Duncan’s new role leaves his seat in the Texas Senate open and Charles Perry, current House member representing District 83 -- of which Brownfield and Terry County are a part -- has announced his intent to run for the position.
That, in turn, leaves the District 83 House seat open as well and several people have expressed interest in the vacancy.
It will be left to the voters of Dist. 83 to pick who to send to Austin to fill Perry’s seat, but it will be left to seven county Republican Party chairmen to provide a name for the ballot.
Brad Moore, chairman of the Terry County Republican Party, told the Brownfield News Tuesday that the process to place a name on the ballot is underway, but several deadlines are looming.
“Charles Perry tells me he is going to resign his position on the ballot in the first week of August,” Moore said. “When that happens, the state party will send a directive to the county chairs of Dist. 83 and we will have a directive to fill that vacancy on the ballot.”
District 83 includes all of Borden, Gaines, Lynn, Mitchell, Scurry and Terry counties and parts of rural Lubbock County.
Complicating the process, two of those counties have to nominate a person to participate in the selection process, according to Moore.
Carl Tepper, the Republican Party Chairman of Lubbock County is ineligible to participate in the nominating process, because he doesn’t reside in the portion of Lubbock County included in Dist. 83.
The Lubbock County Republican Party will convene soon to nominate an eligible person to meet with the other county chairmen to make the decision.
In Borden County, the former Republican Party Chair didn’t run for re-election on the last ballot, so Republicans in that county will also have to nominate a representative for the process.
While all these things are in the works, the clock is ticking.
Moore said the county chairs have until 5 p.m., August 25 to deliver a name to the state to replace Perry on the ballot.
In the unlikely event that the seven county representatives can’t agree on a name or fail to provide one, the state party will then have three days to nominate someone.
Moore said he is hosting several of the county chairs at his office this week to discuss the position and added that half a dozen potential candidates already have contacted him and the other county chairs.
Former Dist. 83 Rep.
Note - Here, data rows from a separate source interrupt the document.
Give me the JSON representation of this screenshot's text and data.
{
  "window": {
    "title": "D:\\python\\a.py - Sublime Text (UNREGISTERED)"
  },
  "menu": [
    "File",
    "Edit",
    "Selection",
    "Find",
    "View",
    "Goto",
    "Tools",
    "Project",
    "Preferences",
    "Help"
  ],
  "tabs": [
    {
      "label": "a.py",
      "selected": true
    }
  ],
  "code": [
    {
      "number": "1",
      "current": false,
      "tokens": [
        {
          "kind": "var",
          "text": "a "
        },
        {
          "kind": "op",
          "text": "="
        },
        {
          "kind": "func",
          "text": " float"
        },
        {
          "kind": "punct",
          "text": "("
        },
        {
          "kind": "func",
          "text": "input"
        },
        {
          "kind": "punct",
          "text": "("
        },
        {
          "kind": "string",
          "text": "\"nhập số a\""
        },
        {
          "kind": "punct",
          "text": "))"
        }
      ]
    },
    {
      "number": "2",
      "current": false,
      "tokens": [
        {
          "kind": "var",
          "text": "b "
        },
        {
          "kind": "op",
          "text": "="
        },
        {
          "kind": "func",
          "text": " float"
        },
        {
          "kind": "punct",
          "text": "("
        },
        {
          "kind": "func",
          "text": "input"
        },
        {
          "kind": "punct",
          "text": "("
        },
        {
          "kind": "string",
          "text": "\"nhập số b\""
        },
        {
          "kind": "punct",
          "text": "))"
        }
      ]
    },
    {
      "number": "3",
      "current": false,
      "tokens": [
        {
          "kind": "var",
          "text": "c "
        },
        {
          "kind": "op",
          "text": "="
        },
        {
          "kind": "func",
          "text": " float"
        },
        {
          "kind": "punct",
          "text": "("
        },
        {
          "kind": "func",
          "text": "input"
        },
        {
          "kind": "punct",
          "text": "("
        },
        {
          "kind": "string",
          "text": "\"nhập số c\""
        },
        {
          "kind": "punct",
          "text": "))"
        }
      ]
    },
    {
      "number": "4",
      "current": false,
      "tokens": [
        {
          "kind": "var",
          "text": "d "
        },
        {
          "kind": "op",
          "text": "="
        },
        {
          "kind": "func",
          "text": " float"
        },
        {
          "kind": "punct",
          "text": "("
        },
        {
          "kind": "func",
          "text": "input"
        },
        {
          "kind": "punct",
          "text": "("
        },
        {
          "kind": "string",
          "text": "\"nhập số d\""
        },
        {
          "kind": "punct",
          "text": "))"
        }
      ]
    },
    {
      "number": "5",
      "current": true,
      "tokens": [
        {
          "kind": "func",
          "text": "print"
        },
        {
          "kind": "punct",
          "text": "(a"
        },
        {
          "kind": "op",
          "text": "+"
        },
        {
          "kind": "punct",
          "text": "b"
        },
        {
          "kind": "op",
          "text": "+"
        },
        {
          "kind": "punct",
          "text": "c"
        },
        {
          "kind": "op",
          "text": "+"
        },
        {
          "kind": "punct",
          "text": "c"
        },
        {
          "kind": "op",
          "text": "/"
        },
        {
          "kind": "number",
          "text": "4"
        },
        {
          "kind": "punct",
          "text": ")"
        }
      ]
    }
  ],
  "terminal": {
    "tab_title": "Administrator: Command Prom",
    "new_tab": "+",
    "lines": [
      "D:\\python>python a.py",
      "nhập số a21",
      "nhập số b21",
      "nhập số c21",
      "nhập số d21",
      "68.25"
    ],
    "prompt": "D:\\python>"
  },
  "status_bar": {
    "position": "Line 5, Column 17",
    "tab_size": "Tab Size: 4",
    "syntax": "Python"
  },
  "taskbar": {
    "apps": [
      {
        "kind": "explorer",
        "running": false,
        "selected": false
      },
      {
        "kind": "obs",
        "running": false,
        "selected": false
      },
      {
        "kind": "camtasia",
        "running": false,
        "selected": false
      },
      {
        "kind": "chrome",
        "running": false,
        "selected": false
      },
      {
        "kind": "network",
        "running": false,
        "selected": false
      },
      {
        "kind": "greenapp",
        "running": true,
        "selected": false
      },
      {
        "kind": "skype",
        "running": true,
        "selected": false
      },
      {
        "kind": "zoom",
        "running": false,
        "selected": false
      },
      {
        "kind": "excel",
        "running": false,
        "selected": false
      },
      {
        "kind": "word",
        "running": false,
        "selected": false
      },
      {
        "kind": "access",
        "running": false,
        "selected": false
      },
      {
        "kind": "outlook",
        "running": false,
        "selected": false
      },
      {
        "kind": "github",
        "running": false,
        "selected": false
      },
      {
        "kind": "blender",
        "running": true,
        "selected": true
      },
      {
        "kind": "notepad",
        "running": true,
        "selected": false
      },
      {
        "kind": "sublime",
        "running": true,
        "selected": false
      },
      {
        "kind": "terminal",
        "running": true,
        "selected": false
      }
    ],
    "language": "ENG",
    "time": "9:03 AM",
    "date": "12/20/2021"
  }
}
Delwin Jones has publicly announced his intent to seek the nomination, as has Sandra Ziegler, a former staffer to U.S. Senator Phil Gramm.
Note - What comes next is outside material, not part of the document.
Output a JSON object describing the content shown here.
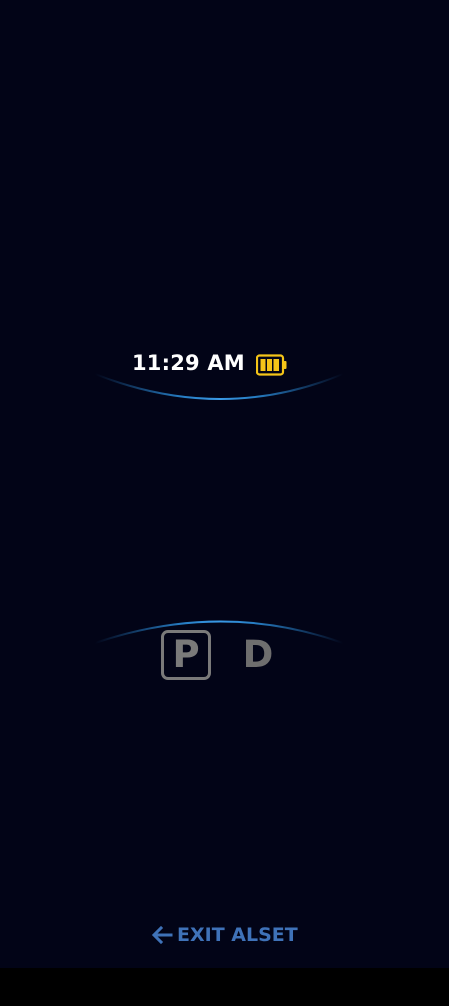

Others who have thrown their name in the hat, according to Moore, are Alan Adkins, Jane Cansino, Zack Brady and Dustin Burrows.
Whomever is selected for the ballot will require a simple majority vote of the county chairs, so only four of the seven must agree on who that person will be.
If Perry resigns his ballot spot in early August, the county chairs will have roughly three weeks to name his replacement.
“It’s a pretty small window,” Moore said. “But there have been discussions on this subject since January, so we’ll figure it out.”